No seu formato de 8 episódios, com a duração de 30 minutos cada, a série tem o selo de comédia, e embora não seja realmente uma história alegre, funciona perfeitamente bem quando quer ser leve, nomeadamente no episódio “Dogs” (E4), com um esplêndido Oliver Platt. Talvez também devido aos antecedentes do seu criador, Christopher Storer, um dos realizadores da série “Ramy”, à presença da comediante Ayo Edebiri, uma das argumentistas e atriz da série “Dickinson”, e à do chef canadiano Matty Matheson, um dos cozinheiros mais loucos da televisão, que foi encarregado de supervisionar o grau verosímil das cenas na cozinha, e desempenha um papel secundário como Neil, o “faz-tudo” do restaurante.
Desta feita, a capacidade que a série tem de transmitir uma certa comédia enquanto as personagens vivem situações que são dramáticas, é um dos seus pontos fortes. E isso confirma-se no sétimo episódio, “Review”, que funciona como uma panela de pressão, com um momento de stress constante que termina, claro, a explodir da pior maneira possível. Mas não é apenas um feito técnico de Christopher Storer como realizador, é um episódio essencial para o desenvolvimento da história, e com um ritmo sustentado necessário para lidar com o destino das personagens.

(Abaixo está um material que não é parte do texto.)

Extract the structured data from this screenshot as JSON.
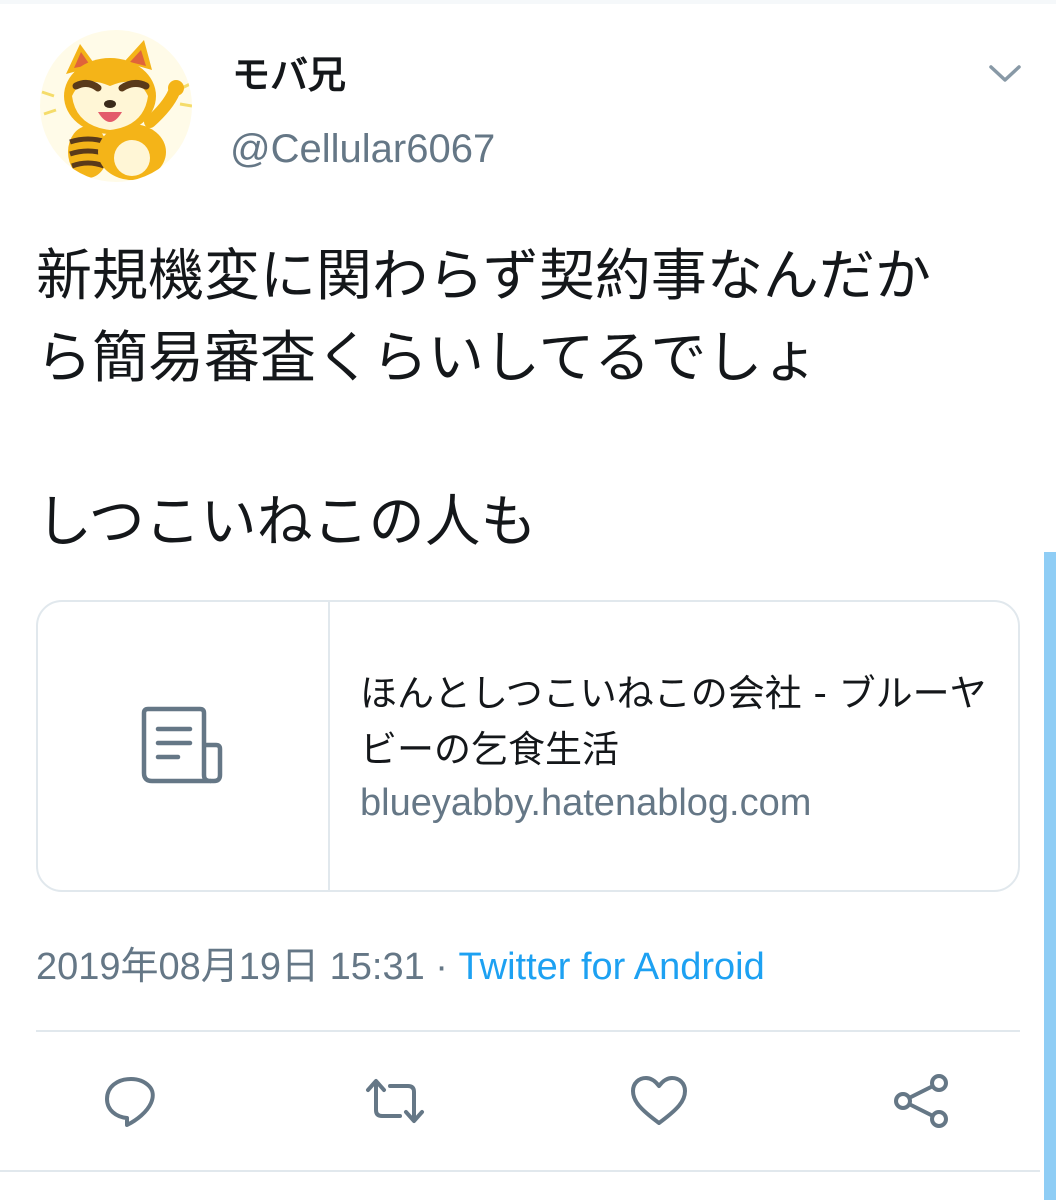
{
  "tweet": {
    "author": {
      "display_name": "モバ兄",
      "handle": "@Cellular6067"
    },
    "text_lines": [
      "新規機変に関わらず契約事なんだか",
      "ら簡易審査くらいしてるでしょ",
      "しつこいねこの人も"
    ],
    "link_card": {
      "title": "ほんとしつこいねこの会社 - ブルーヤビーの乞食生活",
      "domain": "blueyabby.hatenablog.com"
    },
    "timestamp": "2019年08月19日 15:31",
    "separator": "·",
    "source": "Twitter for Android"
  },
  "actions": [
    {
      "name": "reply",
      "icon": "reply-icon"
    },
    {
      "name": "retweet",
      "icon": "retweet-icon"
    },
    {
      "name": "like",
      "icon": "heart-icon"
    },
    {
      "name": "share",
      "icon": "share-icon"
    }
  ],
  "colors": {
    "text": "#14171a",
    "secondary": "#657786",
    "accent": "#1da1f2",
    "border": "#e1e8ed",
    "scrollbar": "#8fcdf5"
  }
}
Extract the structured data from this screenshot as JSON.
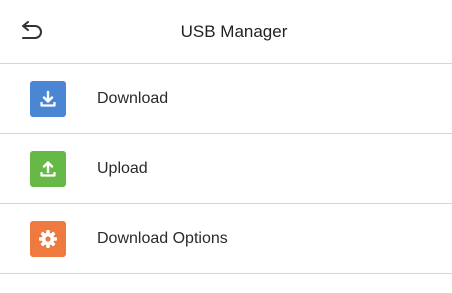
{
  "header": {
    "title": "USB Manager",
    "back_icon": "back-arrow-icon"
  },
  "menu": {
    "items": [
      {
        "label": "Download",
        "icon": "download-icon",
        "color": "#4a86d4"
      },
      {
        "label": "Upload",
        "icon": "upload-icon",
        "color": "#67b947"
      },
      {
        "label": "Download Options",
        "icon": "gear-icon",
        "color": "#ef7a3f"
      }
    ]
  }
}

Por fim, também é preciso dizer que “The Bear” joga, por vezes, a carta da produção indie de maneira muito consciente, especialmente através de uma banda sonora que acaba por ser óbvia demais, com artistas tão típicos como Wilco, R.E.M., Van Morrison, Pearl Jam ou Radiohead. Basta esperar até que uma série que se passa em Chicago inclua a música “Chicago” de Sufjan Stevens, que neste caso introduz o já mencionado Episódio 7. Mas também é uma daquelas séries que deixa imagens indeléveis, tal como um pesadelo metafórico em que Carmy tenta dominar um urso, no primeiro episódio, ou o monólogo de 7 minutos que ela protagoniza em “Braciole”, o último episódio e único, aliás, que usa uma receita como título, e que expressa boa parte da sua relação com a família e a culinária, ambas ligadas para o bem e para o mal, como quando o protagonista se sentiu rejeitado pelo próprio irmão e iniciou uma carreira por conta própria:
“Separei ervas, descasquei ostras, ameijoas e uni. Cortei-me. Tinha alho, cebola e pimentão nas minhas unhas e nos meus olhos. Tinha a pele seca e oleosa ao mesmo tempo. Tinha calos nos dedos das facas e o meu estômago estava lixado. E era… Tudo (…) Sabia que vegetais combinavam, proteínas, temperaturas, molhos, tudo isso e quando alguém novo vinha estagiar no restaurante, via-os como competição, como se fosse derrotar esse filho da mãe. Senti que podia falar através da comida, podia comunicar através da criatividade.”
E, não obstante, a série acabe de uma forma que pode parecer um tanto absurda, talvez um pouco forçada, é uma conclusão lógica para personagens que lutam (às vezes contra si mesmos) constantemente por algo melhor, e abre possibilidades interessantes para, a já confirmada, segunda temporada.